In other words, the typical online conversation with strangers. Or as XKCD puts it:

This experience came to mind when we were following up with Finley’s neurological team about his many tests to figure out his seizure. We have come an amazingly long way in our studies of the human brain. For example, I just finished Stephen King’s 11/22/63, which served as a reminder that fifty years ago the only way they knew how to assess brain damage was through a spinal tap. Now, we have a multitude of new tests and technologies. Which gives the doctors a whole lot more pictures to point to before shrugging their shoulders and mumbling “Your guess is as good as mine.”

Our first visit after Finley had his EEG and MRI was with a Neurologist, who told us that she had absolutely no explanation for the seizure, but that she that the answer was drugs (Medical term of the day: a seizure that last longer than 30 minutes like Finley’s is called “status epilepticus,” which is super dangerous and can lead to serious brain damage). Of course, since she didn’t know what started it, she wasn’t really sure which drug to give him to make it stop. And since he hasn’t had another episode in three months, if we put him on drugs, there really wouldn’t be any way of knowing if he didn’t have more seizures because of the drugs or because his status epilepticus was a one time fluke. It didn’t help that she couldn’t give us an answer on when she’d feel comfortable stopping medication, either. Years, probably. For one unexplained seizure.

That gave us a couple options. Option #1: put Finley back on Keppra, which the neurologist said was the best seizure medicine because it had no known long term consequences. This, despite our terrible experience with it (Side note: his nurse asked why we stopped him on the Keppra. We said side effects. “Ah,” the nurse said knowingly, “it turned him into a monster, did it?”) Option #2: put Finley on a different seizure medicine that would have long term consequences, some potentially severe.

If we could be assured the side effects wouldn’t be worse than the seizures, we’d consider the drugs. Since she gave us no assurances, we went with Option #3: go ask someone else.

The “someone else” in this case was a Neurosurgeon. He came in dressed like an eccentric professor, pulled up Finley’s MRI images, and, using the typical calm doctor voice despite giving bad new, explained that everything was most likely fine despite the large areas of damage in his ventricles. “We treat patients, not pictures, and he seems to be doing fine.” After we went through about ten minutes of pictures with him explaining the potential problems, I mentioned that Finley had a Level 3 and 4 intraventricular hemorrhage as a newborn.

“Oh, then there’s absolutely nothing to see in these pictures. These are just residuals of that.”

“So nothing here about his seizures?” We asked.

“Nah, everything’s fine in his brain. I’m not even sure why you came to me.”

On one hand, it was reassuring. On the other, we still have nothing. Well, except access to a string of drugs that will either destroy our house or destroy Finley’s brain.

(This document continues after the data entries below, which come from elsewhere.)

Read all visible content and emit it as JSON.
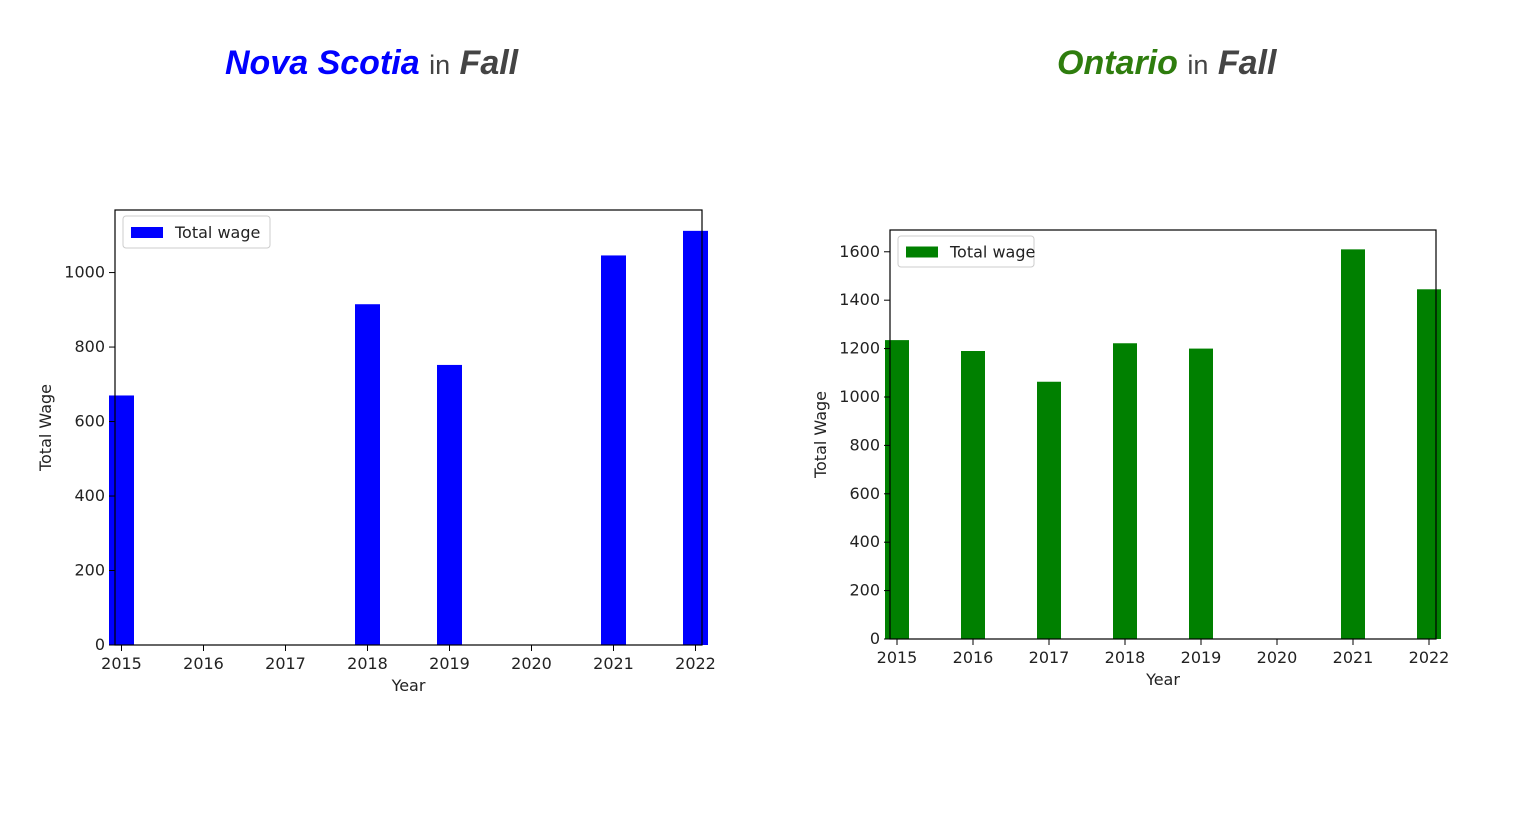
{
  "panels": [
    {
      "heading": {
        "place": "Nova Scotia",
        "joiner": "in",
        "season": "Fall",
        "place_color": "#0000ff"
      }
    },
    {
      "heading": {
        "place": "Ontario",
        "joiner": "in",
        "season": "Fall",
        "place_color": "#2e7d0e"
      }
    }
  ],
  "chart_data": [
    {
      "type": "bar",
      "categories": [
        "2015",
        "2016",
        "2017",
        "2018",
        "2019",
        "2020",
        "2021",
        "2022"
      ],
      "series": [
        {
          "name": "Total wage",
          "values": [
            670,
            0,
            0,
            915,
            752,
            0,
            1046,
            1112
          ],
          "color": "#0000ff"
        }
      ],
      "xlabel": "Year",
      "ylabel": "Total Wage",
      "yticks": [
        0,
        200,
        400,
        600,
        800,
        1000
      ],
      "ylim": [
        0,
        1168
      ],
      "grid": false,
      "legend": "top-left"
    },
    {
      "type": "bar",
      "categories": [
        "2015",
        "2016",
        "2017",
        "2018",
        "2019",
        "2020",
        "2021",
        "2022"
      ],
      "series": [
        {
          "name": "Total wage",
          "values": [
            1235,
            1190,
            1063,
            1222,
            1200,
            0,
            1610,
            1445
          ],
          "color": "#008000"
        }
      ],
      "xlabel": "Year",
      "ylabel": "Total Wage",
      "yticks": [
        0,
        200,
        400,
        600,
        800,
        1000,
        1200,
        1400,
        1600
      ],
      "ylim": [
        0,
        1690
      ],
      "grid": false,
      "legend": "top-left"
    }
  ]
}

That, unfortunately, has been the story of our medical life. Occasionally we’ll stumble upon a doctor who can actually give us an answer to our problems, but so often we get a lot of hemming and hawing without a good answer when we walk out of the examination room.

Doctors have made a lot of progress over the years. We still have a very long way to go.

Side note: In the neurologist’s office, Finley told the doctor that, “Yeah, I think I’m gonna need an Ambulatory EEG.” She was very impressed that he knew what it was.

Unfortunately for him, he just gets the regular EEGs. Three of them now.

Unfortunately for him, he just gets the regular EEGs. Three of them now.

Side Note 2: The picture above isn’t with the neurologist or neurosurgeon. That is a totally different doctor we got to see in the same time frame. And yes, that is blood on his shirt, but it is totally unrelated to the visit.